Por su parte, Soler Íllia, también padre de tres hijas, reconoció: “Este momento es impresionante para mí por todos los nombres que nos precedieron –dijo–. Somos pioneros, los primeros que recibimos este premio por la nanotecnología. Es como dar el primer paso en la Luna. Cuando recibí el llamado y hablé con el jurado, toda mi vida me pasó por delante. Es una experiencia transformadora”.

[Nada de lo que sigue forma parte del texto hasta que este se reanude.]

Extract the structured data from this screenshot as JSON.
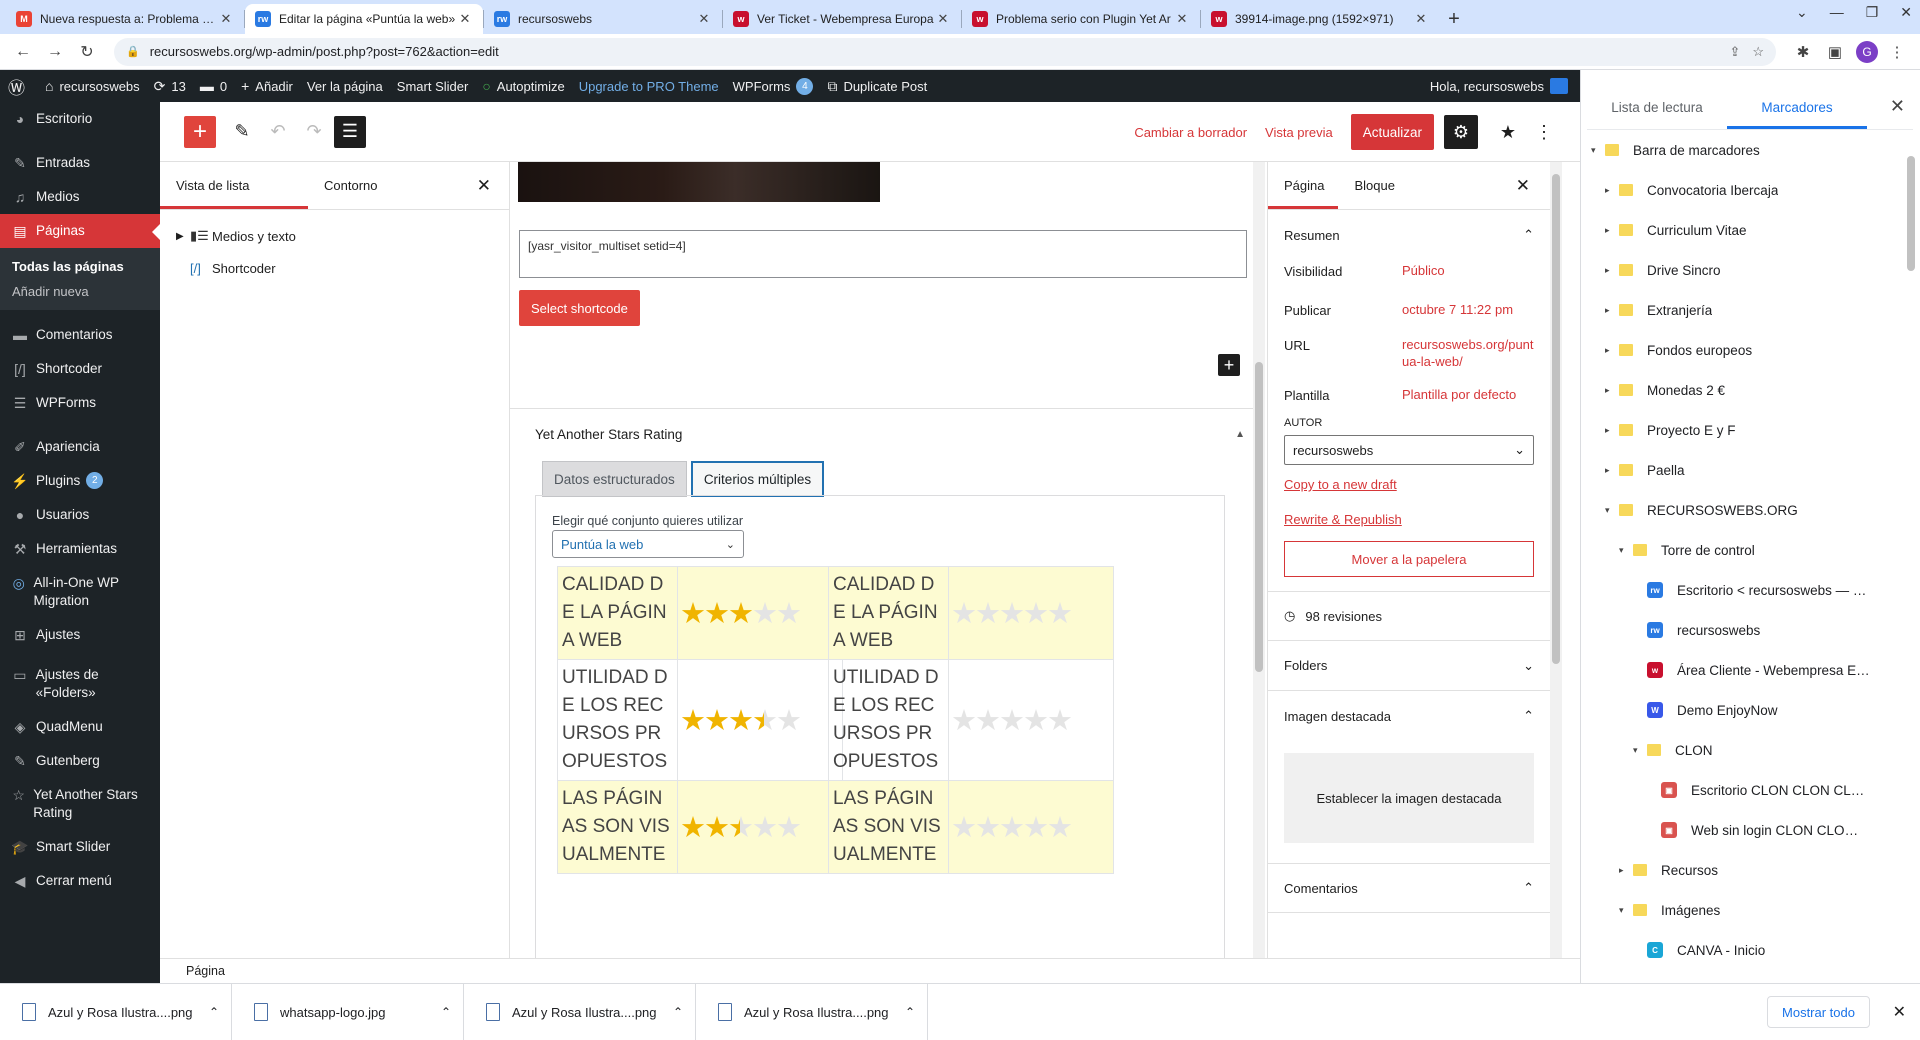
{
  "browser": {
    "tabs": [
      {
        "label": "Nueva respuesta a: Problema ser",
        "fav": "gmail-icon",
        "color": "#ea4335",
        "glyph": "M"
      },
      {
        "label": "Editar la página «Puntúa la web»",
        "fav": "rw-icon",
        "color": "#2a7ae2",
        "glyph": "rw",
        "active": true
      },
      {
        "label": "recursoswebs",
        "fav": "rw-icon",
        "color": "#2a7ae2",
        "glyph": "rw"
      },
      {
        "label": "Ver Ticket - Webempresa Europa",
        "fav": "webempresa-icon",
        "color": "#c8102e",
        "glyph": "w"
      },
      {
        "label": "Problema serio con Plugin Yet Ar",
        "fav": "wordpress-support-icon",
        "color": "#c8102e",
        "glyph": "w"
      },
      {
        "label": "39914-image.png (1592×971)",
        "fav": "webempresa-icon",
        "color": "#c8102e",
        "glyph": "w"
      }
    ],
    "url": "recursoswebs.org/wp-admin/post.php?post=762&action=edit",
    "profile_initial": "G"
  },
  "adminbar": {
    "site": "recursoswebs",
    "updates": "13",
    "comments": "0",
    "add_new": "Añadir",
    "view_page": "Ver la página",
    "smart_slider": "Smart Slider",
    "autoptimize": "Autoptimize",
    "upgrade": "Upgrade to PRO Theme",
    "wpforms": "WPForms",
    "wpforms_count": "4",
    "duplicate": "Duplicate Post",
    "greeting": "Hola, recursoswebs"
  },
  "menu": {
    "escritorio": "Escritorio",
    "entradas": "Entradas",
    "medios": "Medios",
    "paginas": "Páginas",
    "todas": "Todas las páginas",
    "anadir": "Añadir nueva",
    "comentarios": "Comentarios",
    "shortcoder": "Shortcoder",
    "wpforms": "WPForms",
    "apariencia": "Apariencia",
    "plugins": "Plugins",
    "plugins_count": "2",
    "usuarios": "Usuarios",
    "herramientas": "Herramientas",
    "aio": "All-in-One WP Migration",
    "ajustes": "Ajustes",
    "ajustes_folders": "Ajustes de «Folders»",
    "quadmenu": "QuadMenu",
    "gutenberg": "Gutenberg",
    "yasr": "Yet Another Stars Rating",
    "smartslider": "Smart Slider",
    "cerrar": "Cerrar menú"
  },
  "editor": {
    "cambiar_borrador": "Cambiar a borrador",
    "vista_previa": "Vista previa",
    "actualizar": "Actualizar",
    "status": "Página"
  },
  "listview": {
    "tab_list": "Vista de lista",
    "tab_outline": "Contorno",
    "items": [
      "Medios y texto",
      "Shortcoder"
    ]
  },
  "canvas": {
    "shortcode": "[yasr_visitor_multiset setid=4]",
    "select_shortcode": "Select shortcode",
    "metabox_title": "Yet Another Stars Rating",
    "tab_structured": "Datos estructurados",
    "tab_multi": "Criterios múltiples",
    "choose_label": "Elegir qué conjunto quieres utilizar",
    "set_selected": "Puntúa la web",
    "criteria": [
      {
        "name": "CALIDAD DE LA PÁGINA WEB",
        "left_rating": 3,
        "right_rating": 0
      },
      {
        "name": "UTILIDAD DE LOS RECURSOS PROPUESTOS",
        "left_rating": 3.5,
        "right_rating": 0
      },
      {
        "name": "LAS PÁGINAS SON VISUALMENTE",
        "left_rating": 2.5,
        "right_rating": 0
      }
    ]
  },
  "settings": {
    "tab_page": "Página",
    "tab_block": "Bloque",
    "resumen": "Resumen",
    "visibilidad_k": "Visibilidad",
    "visibilidad_v": "Público",
    "publicar_k": "Publicar",
    "publicar_v": "octubre 7 11:22 pm",
    "url_k": "URL",
    "url_v": "recursoswebs.org/puntua-la-web/",
    "plantilla_k": "Plantilla",
    "plantilla_v": "Plantilla por defecto",
    "autor_label": "AUTOR",
    "autor_v": "recursoswebs",
    "copy_draft": "Copy to a new draft",
    "rewrite": "Rewrite & Republish",
    "trash": "Mover a la papelera",
    "revisions": "98 revisiones",
    "folders": "Folders",
    "imagen": "Imagen destacada",
    "set_image": "Establecer la imagen destacada",
    "comentarios": "Comentarios"
  },
  "bookmarks": {
    "tab_reading": "Lista de lectura",
    "tab_bookmarks": "Marcadores",
    "items": [
      {
        "label": "Barra de marcadores",
        "indent": 0,
        "type": "folder",
        "open": true
      },
      {
        "label": "Convocatoria Ibercaja",
        "indent": 1,
        "type": "folder"
      },
      {
        "label": "Curriculum Vitae",
        "indent": 1,
        "type": "folder"
      },
      {
        "label": "Drive Sincro",
        "indent": 1,
        "type": "folder"
      },
      {
        "label": "Extranjería",
        "indent": 1,
        "type": "folder"
      },
      {
        "label": "Fondos europeos",
        "indent": 1,
        "type": "folder"
      },
      {
        "label": "Monedas 2 €",
        "indent": 1,
        "type": "folder"
      },
      {
        "label": "Proyecto E y F",
        "indent": 1,
        "type": "folder"
      },
      {
        "label": "Paella",
        "indent": 1,
        "type": "folder"
      },
      {
        "label": "RECURSOSWEBS.ORG",
        "indent": 1,
        "type": "folder",
        "open": true
      },
      {
        "label": "Torre de control",
        "indent": 2,
        "type": "folder",
        "open": true
      },
      {
        "label": "Escritorio < recursoswebs — …",
        "indent": 3,
        "type": "link",
        "color": "#2a7ae2",
        "glyph": "rw"
      },
      {
        "label": "recursoswebs",
        "indent": 3,
        "type": "link",
        "color": "#2a7ae2",
        "glyph": "rw"
      },
      {
        "label": "Área Cliente - Webempresa E…",
        "indent": 3,
        "type": "link",
        "color": "#c8102e",
        "glyph": "w"
      },
      {
        "label": "Demo EnjoyNow",
        "indent": 3,
        "type": "link",
        "color": "#3858e9",
        "glyph": "W"
      },
      {
        "label": "CLON",
        "indent": 3,
        "type": "folder",
        "open": true
      },
      {
        "label": "Escritorio CLON CLON CL…",
        "indent": 4,
        "type": "link",
        "color": "#d9534f",
        "glyph": "▣"
      },
      {
        "label": "Web sin login CLON CLO…",
        "indent": 4,
        "type": "link",
        "color": "#d9534f",
        "glyph": "▣"
      },
      {
        "label": "Recursos",
        "indent": 2,
        "type": "folder"
      },
      {
        "label": "Imágenes",
        "indent": 2,
        "type": "folder",
        "open": true
      },
      {
        "label": "CANVA - Inicio",
        "indent": 3,
        "type": "link",
        "color": "#1aa6d6",
        "glyph": "C"
      }
    ]
  },
  "downloads": {
    "items": [
      "Azul y Rosa Ilustra....png",
      "whatsapp-logo.jpg",
      "Azul y Rosa Ilustra....png",
      "Azul y Rosa Ilustra....png"
    ],
    "show_all": "Mostrar todo"
  }
}
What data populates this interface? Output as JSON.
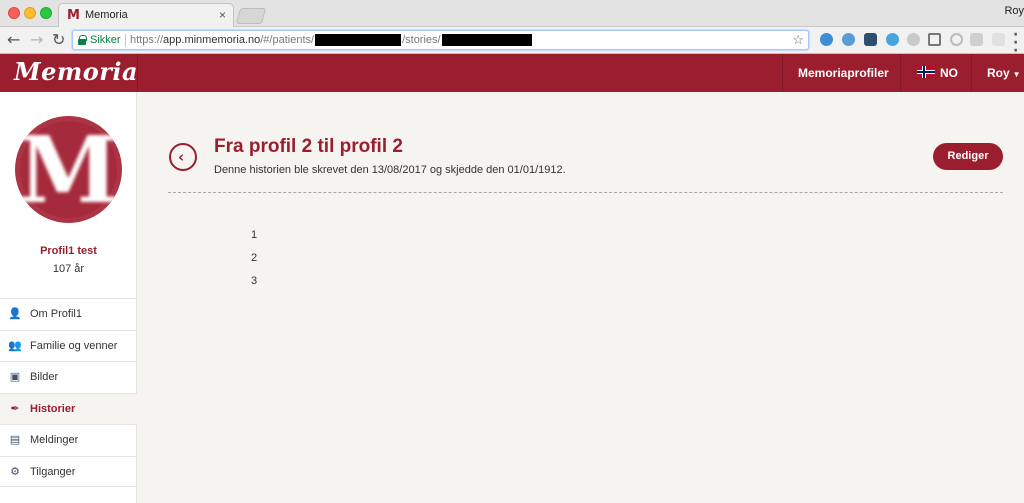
{
  "browser": {
    "tab_title": "Memoria",
    "tab_favicon": "M",
    "tab_close": "×",
    "profile_user": "Roy",
    "secure_label": "Sikker",
    "url_prefix": "https://",
    "url_host": "app.minmemoria.no",
    "url_path_a": "/#/patients/",
    "url_path_b": "/stories/",
    "icons": {
      "back": "arrow-left-icon",
      "forward": "arrow-right-icon",
      "reload": "reload-icon",
      "bookmark": "star-icon",
      "menu": "more-vertical-icon"
    }
  },
  "app": {
    "logo": "Memoria",
    "brand_color": "#9b1e2f",
    "nav": {
      "profiles": "Memoriaprofiler",
      "language": "NO",
      "user": "Roy"
    }
  },
  "sidebar": {
    "profile_name": "Profil1 test",
    "profile_age": "107 år",
    "items": [
      {
        "label": "Om Profil1",
        "icon": "user-icon"
      },
      {
        "label": "Familie og venner",
        "icon": "users-icon"
      },
      {
        "label": "Bilder",
        "icon": "picture-icon"
      },
      {
        "label": "Historier",
        "icon": "pen-icon",
        "active": true
      },
      {
        "label": "Meldinger",
        "icon": "message-icon"
      },
      {
        "label": "Tilganger",
        "icon": "access-icon"
      }
    ]
  },
  "story": {
    "title": "Fra profil 2 til profil 2",
    "meta": "Denne historien ble skrevet den 13/08/2017 og skjedde den 01/01/1912.",
    "edit_label": "Rediger",
    "lines": [
      "1",
      "2",
      "3"
    ]
  }
}
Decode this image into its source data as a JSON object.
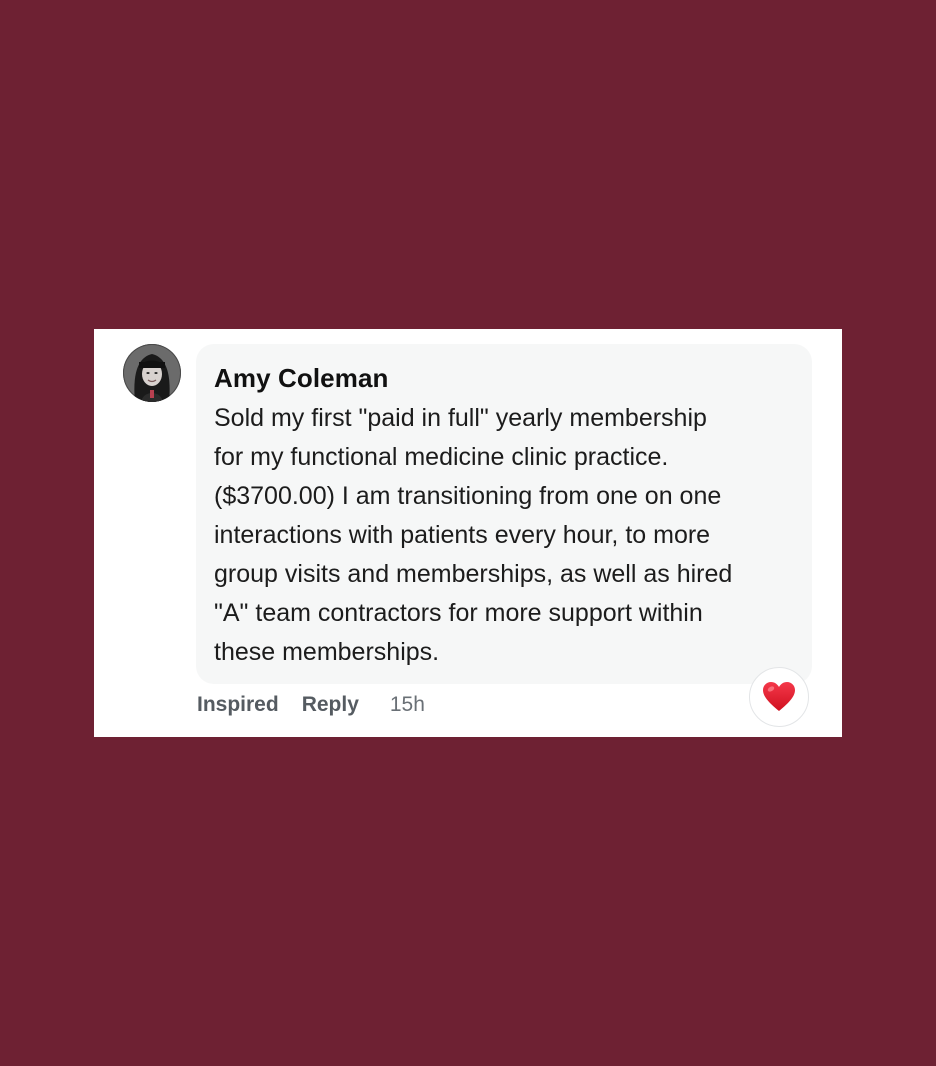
{
  "colors": {
    "page_background": "#6e2133",
    "card_background": "#ffffff",
    "bubble_background": "#f6f7f7",
    "heart": "#e0192b"
  },
  "comment": {
    "author": "Amy Coleman",
    "text": "Sold my first \"paid in full\" yearly membership\nfor my functional medicine clinic practice.\n($3700.00) I am transitioning from one on one\ninteractions with patients every hour, to more\ngroup visits and memberships, as well as hired\n\"A\" team contractors for more support within\nthese memberships.",
    "avatar_icon": "avatar-photo"
  },
  "actions": {
    "inspired_label": "Inspired",
    "reply_label": "Reply",
    "timestamp": "15h"
  },
  "reaction": {
    "icon": "heart-icon"
  }
}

Y más adelante agregó: “Arthur Clarke decía que las tecnologías avanzadas son indistinguibles de la magia. Cuando construimos sistemas a control remoto que se desplazan por el cuerpo, cuando inventamos superficies que toman decisiones o cuando recuperamos metales preciosos de la basura, estamos haciendo un poco de magia. Pero cuando lo hacemos desde un país periférico en ciencia, como el nuestro, sujeto a crisis y cambios de rumbo, eso puede calificarse casi como un milagro (…) Decía Ray Bradbury: ‘salta del precipicio y ve construyendo tus alas mientras caes’. Bueno, eso describe muy bien mis últimos 20 años. Pero como ya les dije, es un gran viaje y sigo aquí (…) Quiero agradecer a todos y nuevamente a la Fundación Bunge y Born por premiar a este chico de rulos que un día quemó la mesa del comedor con su juego de química y que seguirá recorriendo los caminos de este hermoso y vasto arte, juntando preguntas, divirtiéndose y transmitiendo el conocimiento a futuras generaciones mientras construye castillos nanométricos”.